She was always E from the start. Never shuts up and needs to be around people all the time. As she got to about age 9, she started wanting music on all the time, or a TV even if just in the background. She won't go to sleep without her radio on. She gets extremely excited the minute any people are around, and goes into maximum show-off mode no matter whether it's friends or strangers. There was never any case for her possibly being an I. She's a far stronger E than I am; I score about 50 to 60% on it, but I think she'd be close to 100%.

The P/J thing is sometimes harder to decide. On the one hand she definitely has the 'silly switch' of the ENFP, but by the same token she's pretty controlling (in a 'meaning to be helpful', benevolent way), and about 80% of her conversation revolves around outrage/indignation/gushing over the behaviour of other people; she's mistress of the guilt trip and generally, a really open book - Fe seems to be her dominant function, but I see a lot of Ne in her too - random subject changes and instant grasping of intuitive/abstract stuff. Ne and Ni can be hard to tell apart though sometimes, and a lot of her silliness can be easily put down to her age. She's pretty disorganized and not really diligent at all regarding school, but if something's important to her or someone she cares about, she gets very anal and 'desperate' to have it all decided and organized. But she has a brain like a seive. I still lean more towards ENFJ though. Her biggest flaw is her bossiness, and I've never really known ENFP's to be bossy or as interfering as her.

N was obvious from the start, she was always an abstract kind of person, always asking questions about what's behind things, what things mean, how things are connected to other things, making connections herself, and pretty airheaded when it comes to physical realities.

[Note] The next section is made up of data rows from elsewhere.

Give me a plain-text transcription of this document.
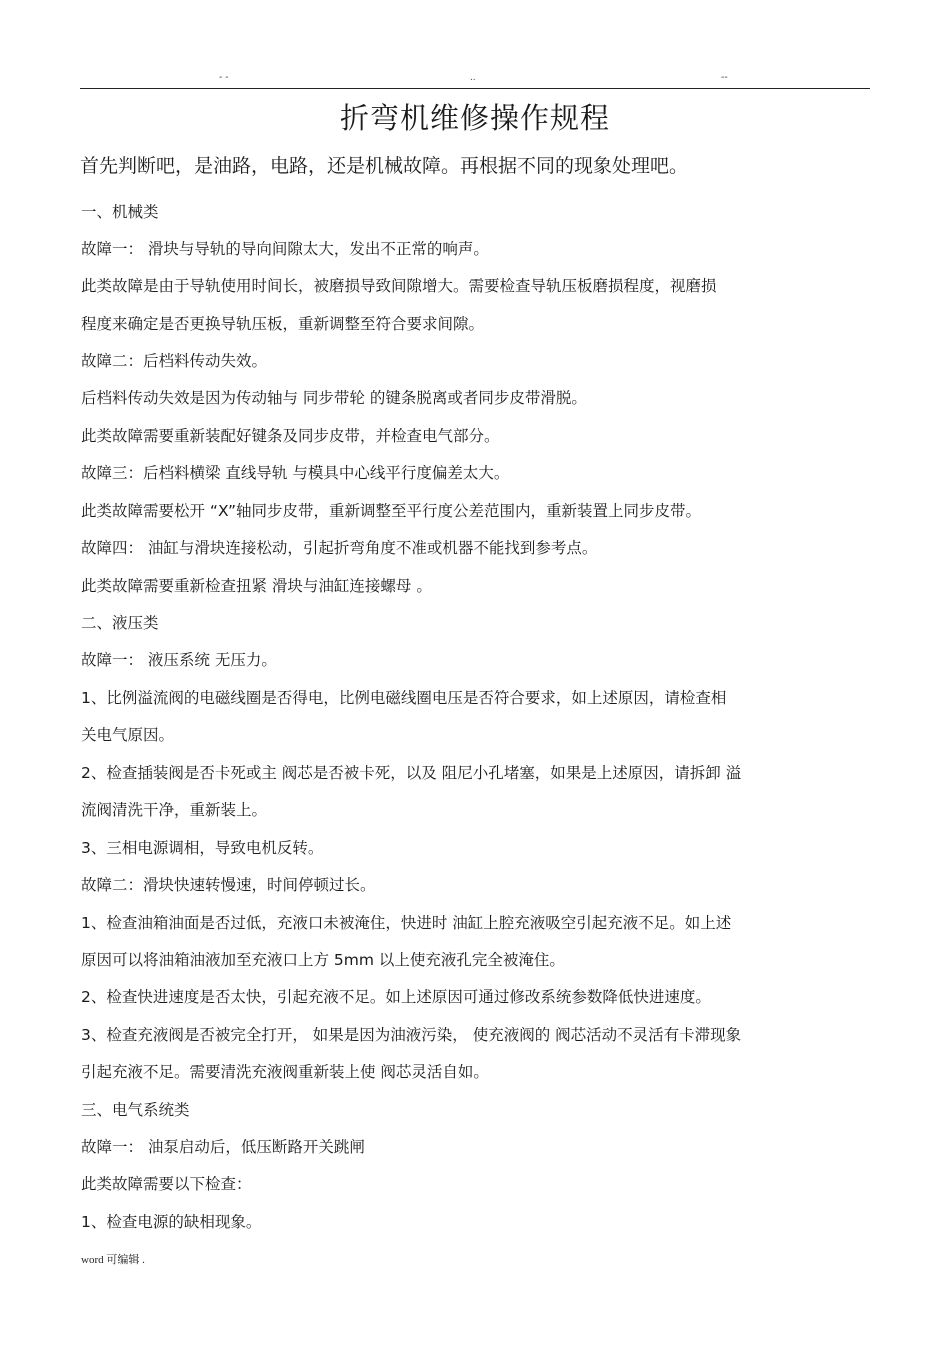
- -	..	--
折弯机维修操作规程
首先判断吧，是油路，电路，还是机械故障。再根据不同的现象处理吧。
一、机械类
故障一： 滑块与导轨的导向间隙太大，发出不正常的响声。
此类故障是由于导轨使用时间长，被磨损导致间隙增大。需要检查导轨压板磨损程度，视磨损
程度来确定是否更换导轨压板，重新调整至符合要求间隙。
故障二：后档料传动失效。
后档料传动失效是因为传动轴与 同步带轮 的键条脱离或者同步皮带滑脱。
此类故障需要重新装配好键条及同步皮带，并检查电气部分。
故障三：后档料横梁 直线导轨 与模具中心线平行度偏差太大。
此类故障需要松开 “X”轴同步皮带，重新调整至平行度公差范围内，重新装置上同步皮带。
故障四： 油缸与滑块连接松动，引起折弯角度不准或机器不能找到参考点。
此类故障需要重新检查扭紧 滑块与油缸连接螺母 。
二、液压类
故障一： 液压系统 无压力。
1、比例溢流阀的电磁线圈是否得电，比例电磁线圈电压是否符合要求，如上述原因，请检查相
关电气原因。
2、检查插装阀是否卡死或主 阀芯是否被卡死，以及 阻尼小孔堵塞，如果是上述原因，请拆卸 溢
流阀清洗干净，重新装上。
3、三相电源调相，导致电机反转。
故障二：滑块快速转慢速，时间停顿过长。
1、检查油箱油面是否过低，充液口未被淹住，快进时 油缸上腔充液吸空引起充液不足。如上述
原因可以将油箱油液加至充液口上方 5mm 以上使充液孔完全被淹住。
2、检查快进速度是否太快，引起充液不足。如上述原因可通过修改系统参数降低快进速度。
3、检查充液阀是否被完全打开， 如果是因为油液污染， 使充液阀的 阀芯活动不灵活有卡滞现象
引起充液不足。需要清洗充液阀重新装上使 阀芯灵活自如。
三、电气系统类
故障一： 油泵启动后，低压断路开关跳闸
此类故障需要以下检查：
1、检查电源的缺相现象。
word 可编辑 .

F was also obvious, always. Very, very people oriented and also very emotional. Approaches everything from her emotions and always has done, very reactive, and attaches to people quickly and generally a very 'warm' person.

Typing has helped me understand her and deal with her more sympathetically. Without it, I'd have been inclined to tell her to get a grip, pull herself together etc more, and would've been pretty dismissive of her feelings, without realizing how important they are to her. It's also given me a clue as to what to be on the lookout for, what might need curbing and what needs encouraging.

By the time she was 10 it was obvious that Fe was big in her. It's about then that I began to lean more towards ENFJ than ENFP.

Myself being ENTP, my parents ISTP and ESFJ, sisters ENFJ, ESFJ and ESFP and brother ENFP. My other daughter is harder to type because of Asperger's, but I suspect INTP.